Turki telah mengumpulkan sekelompok elit warga Suriah yang dipilih dari sekitar 3 juta pengungsi Suriah di negara itu, dengan rencana untuk mengirim mereka kembali ke Suriah.
Banyak yang telah didorong untuk kembali ke provinsi, kota, dan kota kecil untuk membantu mengonsolidasikan perolehan pasukan pemberontak.
Menurut Kementerian Dalam Negeri Turki, 7.621 warga Suriah kembali ke Suriah antara tanggal 9 dan 13 Desember, dan lebih banyak lagi yang diperkirakan akan tiba dalam beberapa hari mendatang.
Langkah lain yang dipertimbangkan Turki adalah mencapai kesepakatan cepat dengan pemerintah sementara untuk melegalkan keberadaan pasukannya di wilayah Suriah.
Ini akan diikuti oleh perjanjian kerja sama pertahanan dan pelatihan militer yang komprehensif, yang memungkinkan Turki membantu membentuk tentara Suriah yang baru dibentuk.
Dalam tinjauan tahunannya dengan wartawan minggu lalu, Menteri Pertahanan Turki, Yaşar Güler, mengisyaratkan, perjanjian semacam itu sudah mulai digarap.
Langkah selanjutnya dalam rencana Turki adalah membentuk komisi konstitusional yang bertugas menyusun piagam dasar Suriah dan menentukan status kaum minoritas, khususnya suku Kurdi.

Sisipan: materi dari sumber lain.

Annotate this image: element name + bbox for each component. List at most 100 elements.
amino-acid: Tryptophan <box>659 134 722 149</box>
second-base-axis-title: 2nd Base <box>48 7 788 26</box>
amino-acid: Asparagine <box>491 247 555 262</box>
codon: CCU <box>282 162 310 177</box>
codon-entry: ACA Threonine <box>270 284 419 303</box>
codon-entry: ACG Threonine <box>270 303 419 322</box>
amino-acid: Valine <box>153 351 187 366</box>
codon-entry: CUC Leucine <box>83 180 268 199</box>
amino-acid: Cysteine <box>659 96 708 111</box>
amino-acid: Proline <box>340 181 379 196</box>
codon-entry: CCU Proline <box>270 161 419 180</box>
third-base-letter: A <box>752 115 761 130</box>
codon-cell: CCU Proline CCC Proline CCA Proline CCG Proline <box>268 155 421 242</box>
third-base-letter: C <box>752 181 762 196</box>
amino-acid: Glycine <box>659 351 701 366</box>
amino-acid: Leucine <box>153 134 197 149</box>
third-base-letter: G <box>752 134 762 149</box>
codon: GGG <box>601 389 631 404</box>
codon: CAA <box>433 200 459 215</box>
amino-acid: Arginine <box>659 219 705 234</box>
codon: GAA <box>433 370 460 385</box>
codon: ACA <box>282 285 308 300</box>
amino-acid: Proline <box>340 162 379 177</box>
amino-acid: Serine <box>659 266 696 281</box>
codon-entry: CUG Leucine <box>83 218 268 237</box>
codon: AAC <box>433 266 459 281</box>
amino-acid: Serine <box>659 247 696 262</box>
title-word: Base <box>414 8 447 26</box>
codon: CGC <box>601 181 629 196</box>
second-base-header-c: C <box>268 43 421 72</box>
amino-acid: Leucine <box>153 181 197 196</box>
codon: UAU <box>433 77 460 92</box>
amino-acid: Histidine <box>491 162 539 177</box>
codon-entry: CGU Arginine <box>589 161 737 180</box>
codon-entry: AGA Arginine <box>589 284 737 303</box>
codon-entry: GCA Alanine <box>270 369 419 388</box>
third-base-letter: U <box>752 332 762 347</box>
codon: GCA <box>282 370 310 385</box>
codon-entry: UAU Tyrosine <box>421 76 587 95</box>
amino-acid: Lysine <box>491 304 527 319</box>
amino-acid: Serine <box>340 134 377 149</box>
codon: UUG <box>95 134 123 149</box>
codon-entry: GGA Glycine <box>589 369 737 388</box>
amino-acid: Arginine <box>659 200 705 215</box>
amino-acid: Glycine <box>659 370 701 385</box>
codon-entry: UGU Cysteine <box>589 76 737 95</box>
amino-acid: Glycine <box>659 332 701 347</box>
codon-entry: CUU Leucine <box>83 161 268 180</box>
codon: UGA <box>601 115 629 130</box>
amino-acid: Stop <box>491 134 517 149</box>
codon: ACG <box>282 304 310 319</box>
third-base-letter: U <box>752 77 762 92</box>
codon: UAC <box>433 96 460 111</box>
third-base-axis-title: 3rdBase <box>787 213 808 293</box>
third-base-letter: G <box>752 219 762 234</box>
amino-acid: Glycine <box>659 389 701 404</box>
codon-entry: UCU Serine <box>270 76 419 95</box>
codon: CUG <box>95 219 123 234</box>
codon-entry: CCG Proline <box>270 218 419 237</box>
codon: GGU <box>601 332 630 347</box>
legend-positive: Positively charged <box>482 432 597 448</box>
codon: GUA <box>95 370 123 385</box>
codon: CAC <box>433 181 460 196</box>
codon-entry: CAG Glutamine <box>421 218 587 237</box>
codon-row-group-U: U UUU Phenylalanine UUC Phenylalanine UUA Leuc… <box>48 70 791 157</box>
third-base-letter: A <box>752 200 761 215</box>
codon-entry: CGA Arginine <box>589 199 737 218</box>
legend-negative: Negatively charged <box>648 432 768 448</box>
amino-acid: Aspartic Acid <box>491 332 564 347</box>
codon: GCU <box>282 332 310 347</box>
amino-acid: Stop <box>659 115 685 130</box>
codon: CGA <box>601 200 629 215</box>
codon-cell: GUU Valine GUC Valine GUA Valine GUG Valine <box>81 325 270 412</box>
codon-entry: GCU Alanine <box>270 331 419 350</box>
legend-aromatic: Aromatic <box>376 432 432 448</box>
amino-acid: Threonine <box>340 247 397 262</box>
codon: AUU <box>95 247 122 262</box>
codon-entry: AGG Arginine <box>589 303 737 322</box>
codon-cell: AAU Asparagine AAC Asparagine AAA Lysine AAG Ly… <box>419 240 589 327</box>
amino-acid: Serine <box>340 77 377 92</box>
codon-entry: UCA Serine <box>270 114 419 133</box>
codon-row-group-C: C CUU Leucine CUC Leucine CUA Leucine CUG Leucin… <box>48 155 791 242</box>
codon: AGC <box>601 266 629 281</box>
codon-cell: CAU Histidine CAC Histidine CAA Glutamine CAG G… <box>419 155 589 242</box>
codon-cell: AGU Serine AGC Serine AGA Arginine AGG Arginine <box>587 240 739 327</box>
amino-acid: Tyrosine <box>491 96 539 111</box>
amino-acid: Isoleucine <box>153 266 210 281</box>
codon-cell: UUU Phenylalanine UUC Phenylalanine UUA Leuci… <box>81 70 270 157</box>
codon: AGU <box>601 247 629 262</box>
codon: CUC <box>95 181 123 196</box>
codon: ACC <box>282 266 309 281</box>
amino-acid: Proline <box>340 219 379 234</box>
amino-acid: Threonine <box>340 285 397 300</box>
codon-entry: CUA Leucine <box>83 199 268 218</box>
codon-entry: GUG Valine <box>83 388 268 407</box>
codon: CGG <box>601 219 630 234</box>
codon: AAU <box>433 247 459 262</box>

Untuk memfasilitasi hal ini, Turki bermaksud mengusulkan pembentukan komisi rekonsiliasi yang akan mempermudah proses transisi dan menyatukan kelompok-kelompok yang teralienasi. Hal ini dipandang penting untuk memastikan legitimasi pemerintahan Suriah di masa mendatang.
Menlu Iran Tak Kaget
Menteri Luar Negeri Iran, Abbas Araghchi, mengatakan Republik Islam mengharapkan pemerintah Suriah yang digulingkan menunjukkan fleksibilitas dan melibatkan oposisi dalam sistem pemerintahan, tetapi Iran menolaknya.
"Diharapkan para pejabat pemerintah menunjukkan fleksibilitas dan berbagi kekuasaan dengan oposisi, tetapi itu tidak terjadi," tulis Araghchi di surat kabar Lebanon al-Nahar pada Selasa.
Araghchi mengatakan jauh sebelum jatuhnya pemerintahan Bashar al–Assad, Iran telah mencapai kesimpulan bahwa pemerintah pusat Suriah akan menghadapi tantangan serius dalam memerintah negara tersebut.
Kepala diplomat itu juga mengatakan Iran selalu berhubungan dengan kelompok oposisi Suriah.
Ia juga mengatakan Iran telah memberi tahu pemerintah Assad, sangat penting untuk memasuki dialog politik dengan kelompok oposisi yang tidak terkait dengan terorisme.
Pemerintahan Suriah digulingkan hanya dalam waktu 11 hari. Pasukan oposisi merebut kota-kota besar satu demi satu dan pemerintahan Suriah digulingkan pada pagi hari tanggal 8 Desember.
Menteri luar negeri Iran juga mengatakan dia sama sekali tidak terkejut dengan jatuhnya pemerintah Suriah secara tiba-tiba.
“Secara pribadi, saya tidak melihat perkembangan ini sebagai sesuatu yang tidak terduga.”